Posttranscriptional regulation of thyrotropin β-subunit messenger ribonucleic acid by thyroid hormone in murine thyrotrope tumor cells:: A conserved mechanism across species

Thyroid hormone (T-3) negatively regulates TSH beta-subunit (TSH beta) messenger RNA (mRNA) gene expression in whole rat pituitary, in part at the level of mRNA stability. However, the regulation of TSH beta mRNA turnover by T-3 in pure populations of thyrotropes and in other species is unknown. To further investigate this, we used murine thyrotropic TtT97 tumor cells. Using primary cultures of TtT97 cells, T-3 down-regulated TSH beta mRNA to similar to 35% of the control level by 8 h. Actinomycin D chase revealed that T-3 destabilized TSH beta mRNA, reducing the half-life from similar to 24 to 7 h, and was accompanied by a decrease in TSH beta mRNA size. Ribonuclease H analysis revealed that this T-3-induced decrease in size was due to a shortening of poly(A) tail from similar to 160 to similar to 30 nucleotides and was specific for TSH beta mRNA. Cycloheximide mimicked the poly(A) tail effect observed with T-3. In the absence of T-3, actinomycin D deadenylated TSH beta mRNA without inducing rapid decay. We conclude that T-3 reduces the steady state half-life of TSH beta mRNA in murine TtT97 thyrotropic tumor cells accompanied by a reduction in poly(A) tail length; However, in the absence of T-3, deadenylation alone is not sufficient to induce TSH beta mRNA decay.
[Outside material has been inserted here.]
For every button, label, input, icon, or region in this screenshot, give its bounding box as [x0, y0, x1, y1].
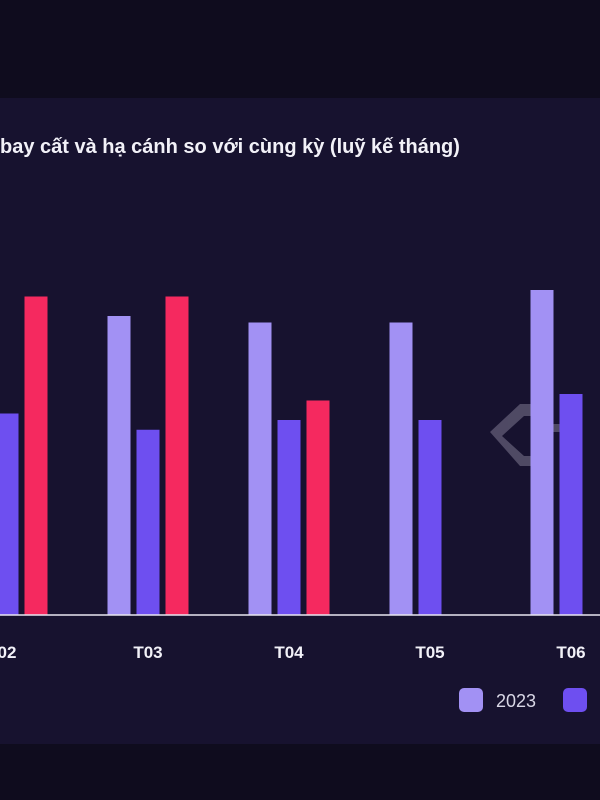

Together with the high degree of sequence conservation in the 3'-untranslated region of murine and rat TSH beta mRNA sequences and the similarities of the T-3 effect, these data provide the first evidence for a highly conserved posttranscriptional mechanism operative across species. We propose a model in which T-3 coordinately regulates shortening of the poly(A) tail and the activity of a transacting RNA-binding protein and/or an exonuclease to accelerate TSH beta mRNA turnover.